This was published 3 years ago
Before the next pandemic, the world needs a new vaccine treaty: WHO chief
London: The head of the World Health Organisation says he is encouraged by the broad consensus he sees for a new binding treaty that would set the rules governing how the international community responds to the next pandemic.
The World Health Assembly is holding a special meeting from Monday to begin talks on a possible new pact.
Such a pact would establish agreed rules on sharing, developing and distributing vaccines, technology, research, medical supplies and data with member states or countries negotiating the rules.
Agreements of this scale can take years to draw up. The last pandemic treaty took several years to formulate but only applied to the flu, meaning countries were free to act on their own when COVID-19 emerged from Wuhan, China in late 2019.
Speaking at a news conference at the WHO’s Geneva headquarters, Dr Tedros Ghebreyesus said the “ongoing chaos” of the COVID-19 pandemic underlined the need for an “ironclad global agreement” for pandemic preparedness.
“The special session of the World Health Assembly is therefore a unique opportunity for a generational agreement that transcends media cycles and election cycles,” he said.
Asked by The Sydney Morning Herald and The Age what a best-case scenario for the world would be next week, Dr Tedros said he hoped member states would agree on a “launching pad” for a treaty.
“I hope they will agree to start a process for a binding pact that will address the problems that we have faced,” he said.
“I think they can really come up with a solution because everyone has seen to what extent we were really disorganised and we have all seen the failures in the global system.”
He said individual countries had not acted in the best interest of the world because there were no defined obligation for nations to fulfil.
“I hope countries will agree for a binding pact and epidemics can be managed better because it’s only when there’s a rule of law, or pact that countries will behave in a certain way.
“I hope the outcome will be good but still we don’t expect everything to be finished now,” he said.
“It’s a start of a journey.”
The WHO has come under sustained criticism for its initial response to the pandemic. The UN body and it’s Ethiopian Director-General were fiercely criticised by the former Trump Administration for what it said was the organisation’s pro-China bias.
The WHO denies this and has regularly pointed out that it can only operate under the rules drawn up and agreed to by the member states.
Trump withdrew the United States from WHO but this was reversed by President Joe Biden. However, the Biden Administration has also been critical of the WHO, including its much maligned initial review into the origins of COVID-19.
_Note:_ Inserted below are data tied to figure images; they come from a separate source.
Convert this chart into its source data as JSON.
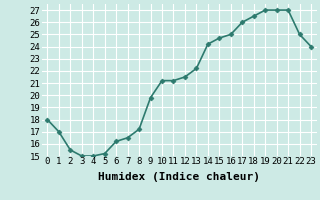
{
  "x": [
    0,
    1,
    2,
    3,
    4,
    5,
    6,
    7,
    8,
    9,
    10,
    11,
    12,
    13,
    14,
    15,
    16,
    17,
    18,
    19,
    20,
    21,
    22,
    23
  ],
  "y": [
    18,
    17,
    15.5,
    15,
    15,
    15.2,
    16.2,
    16.5,
    17.2,
    19.8,
    21.2,
    21.2,
    21.5,
    22.2,
    24.2,
    24.7,
    25.0,
    26.0,
    26.5,
    27.0,
    27.0,
    27.0,
    25.0,
    24.0
  ],
  "line_color": "#2d7a6e",
  "marker": "D",
  "marker_size": 2.5,
  "background_color": "#cdeae5",
  "grid_color": "#ffffff",
  "xlabel": "Humidex (Indice chaleur)",
  "xlim": [
    -0.5,
    23.5
  ],
  "ylim": [
    15,
    27.5
  ],
  "yticks": [
    15,
    16,
    17,
    18,
    19,
    20,
    21,
    22,
    23,
    24,
    25,
    26,
    27
  ],
  "xticks": [
    0,
    1,
    2,
    3,
    4,
    5,
    6,
    7,
    8,
    9,
    10,
    11,
    12,
    13,
    14,
    15,
    16,
    17,
    18,
    19,
    20,
    21,
    22,
    23
  ],
  "xtick_labels": [
    "0",
    "1",
    "2",
    "3",
    "4",
    "5",
    "6",
    "7",
    "8",
    "9",
    "10",
    "11",
    "12",
    "13",
    "14",
    "15",
    "16",
    "17",
    "18",
    "19",
    "20",
    "21",
    "22",
    "23"
  ],
  "ytick_labels": [
    "15",
    "16",
    "17",
    "18",
    "19",
    "20",
    "21",
    "22",
    "23",
    "24",
    "25",
    "26",
    "27"
  ],
  "tick_fontsize": 6.5,
  "xlabel_fontsize": 8,
  "line_width": 1.2
}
Several reviews into the organisation, including one co-chaired by former New Zealand prime minister Helen Clark, have called for a significant beefing up of the body’s rules and functions, including that they be given powers akin to a UN weapons inspector to enter countries where new pathogens have emerged.
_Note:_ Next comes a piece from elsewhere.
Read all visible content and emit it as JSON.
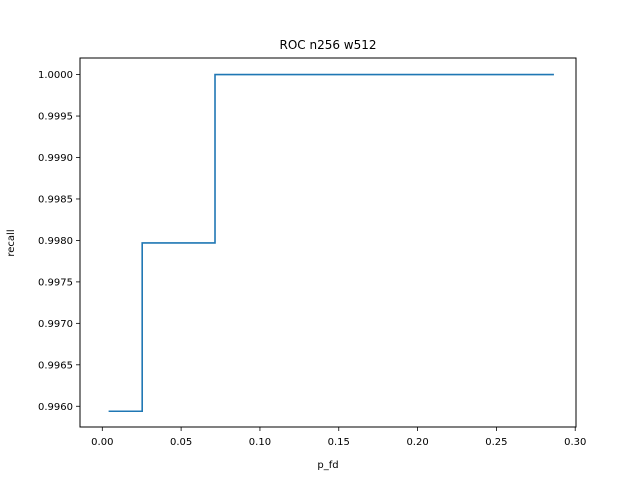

Clark, co-chair of the Independent Panel for Pandemic Preparedness and Response, told Chatham House this week that the world could not afford to take too long to negotiate a new agreement.
“Please act, we’re still in the middle of a pandemic, we can’t shrug it off, this is not something that needs to be debated endlessly, please get on with it, get on with the negotiations for the treaty,” she said.
Clark said it was possible to determine a treaty within six months, pointing to the duo of conventions agreed in the “gold standard” timeframe of six months following the Chernobyl nuclear plant disaster in April 1986.
The Convention on Early Notification of a Nuclear Accident was agreed upon and came into effect in October 1986.